The agreement is aimed at strengthening relations between France and Scotland in priority areas such as school education, lifelong learning, mobility, vocational training, information technologies and teacher training.
It will build on existing links - including exchanges between Scottish and French higher education institutions and between schools through the language assistant exchange programme - as well as European programmes.
An action plan will be presented to ministers next year, setting out proposals for projects between pupils and students, teachers, school managers and educational policy-makers.
These will be implemented by a transnational group whose representatives on the Scottish side will include the Association of Directors of Education in Scotland, Learning and Teaching Scotland, the Scottish further and higher education funding councils, Universities Scotland, local authorities, the General Teaching Council for Scotland and HMI.
Mr Wallace told The TES Scotland: "Scotland and France have long enjoyed a warm and productive relationship, spanning generations and covering many aspects of life. Not least is the way we have each benefited from sharing good practice across the education sector.

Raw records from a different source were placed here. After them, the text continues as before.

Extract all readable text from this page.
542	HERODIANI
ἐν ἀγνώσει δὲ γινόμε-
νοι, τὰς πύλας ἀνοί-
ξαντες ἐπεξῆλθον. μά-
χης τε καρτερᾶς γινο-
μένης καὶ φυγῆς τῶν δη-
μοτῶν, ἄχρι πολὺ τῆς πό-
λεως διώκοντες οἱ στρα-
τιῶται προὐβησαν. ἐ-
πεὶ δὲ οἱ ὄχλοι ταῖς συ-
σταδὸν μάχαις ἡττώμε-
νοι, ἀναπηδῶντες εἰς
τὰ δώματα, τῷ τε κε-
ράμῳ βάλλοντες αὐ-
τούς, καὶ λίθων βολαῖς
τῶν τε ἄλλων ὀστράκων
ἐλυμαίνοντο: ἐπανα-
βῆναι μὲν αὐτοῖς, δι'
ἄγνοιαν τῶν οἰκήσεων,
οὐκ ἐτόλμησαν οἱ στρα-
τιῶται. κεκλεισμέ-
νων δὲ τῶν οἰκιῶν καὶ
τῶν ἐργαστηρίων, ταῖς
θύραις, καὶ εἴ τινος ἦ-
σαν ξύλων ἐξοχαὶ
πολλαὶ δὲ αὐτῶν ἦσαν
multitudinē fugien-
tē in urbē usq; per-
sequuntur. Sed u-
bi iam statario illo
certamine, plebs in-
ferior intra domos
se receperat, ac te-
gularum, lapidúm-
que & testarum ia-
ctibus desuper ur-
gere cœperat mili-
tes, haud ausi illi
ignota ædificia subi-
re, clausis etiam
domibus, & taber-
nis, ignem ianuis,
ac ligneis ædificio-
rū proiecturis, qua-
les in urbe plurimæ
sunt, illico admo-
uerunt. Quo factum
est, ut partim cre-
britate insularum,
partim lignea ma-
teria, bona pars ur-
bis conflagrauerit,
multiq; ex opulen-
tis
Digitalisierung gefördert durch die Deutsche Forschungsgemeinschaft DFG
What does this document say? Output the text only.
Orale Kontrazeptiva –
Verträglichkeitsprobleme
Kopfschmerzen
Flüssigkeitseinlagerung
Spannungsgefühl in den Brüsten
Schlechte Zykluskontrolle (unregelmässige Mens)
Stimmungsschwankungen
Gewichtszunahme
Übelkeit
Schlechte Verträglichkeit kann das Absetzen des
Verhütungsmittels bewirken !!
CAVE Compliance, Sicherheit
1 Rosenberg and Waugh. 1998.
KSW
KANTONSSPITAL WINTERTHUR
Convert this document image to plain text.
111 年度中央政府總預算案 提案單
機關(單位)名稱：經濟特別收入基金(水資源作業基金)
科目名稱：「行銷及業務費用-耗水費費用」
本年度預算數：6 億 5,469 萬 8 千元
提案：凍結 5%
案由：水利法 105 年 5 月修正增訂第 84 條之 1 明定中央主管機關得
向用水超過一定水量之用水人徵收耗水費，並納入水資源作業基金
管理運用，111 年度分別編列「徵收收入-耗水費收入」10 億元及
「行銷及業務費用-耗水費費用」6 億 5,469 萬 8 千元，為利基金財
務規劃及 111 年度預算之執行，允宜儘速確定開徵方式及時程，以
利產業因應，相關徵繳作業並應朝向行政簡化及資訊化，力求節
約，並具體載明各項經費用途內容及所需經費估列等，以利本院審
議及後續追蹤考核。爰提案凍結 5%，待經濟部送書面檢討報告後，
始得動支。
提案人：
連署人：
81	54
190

"The Franco-Scottish co-operation agreement on education which I will be signing in Paris next week reaffirms Scotland's commitment to working with France - one of our closest and oldest European partners."
Mr Wallace has told officials and others involved in drafting the agreement that it must result in "real benefit on the ground". He added: "I look forward to seeing the action plan which will be drawn up over the next six months to ensure this is the case."
The Lifelong Learning Minister also helped mark 100 years of the British Council's language assistant programme, commenting: "French language assistants have played an invaluable role in improving the language skills of generations of Scots in schools across the country. Language skills are high on the wish list of Scottish companies seeking employees, and can make a real difference to gaining and growing business in today's globally competitive marketplace."
The signing of the agreement will be one of several events bringing to an end Scotland's Entente Cordiale centenary activities. A number of French and Scottish language assistants will attend, in the 100th year of the language assistantship scheme.
France is by far Scotland's biggest partner under the programme - about 60 per cent of foreign language assistants in Scotland are French, while about half of Scotland's assistants are working in France.
The declaration is modelled on last year's Anglo-French Education Agreement, signed in February in Le Touquet by Charles Clarke, the Education Secretary in England, and Luc Ferry, former French education minister.
This has already led, during the Entente Cordiale centenary year, to a host of initiatives including partnerships between English and French schools, teacher and student exchanges and placements, funding for research projects and seminars for school heads and officials on a range of issues from behaviour to policies for integration.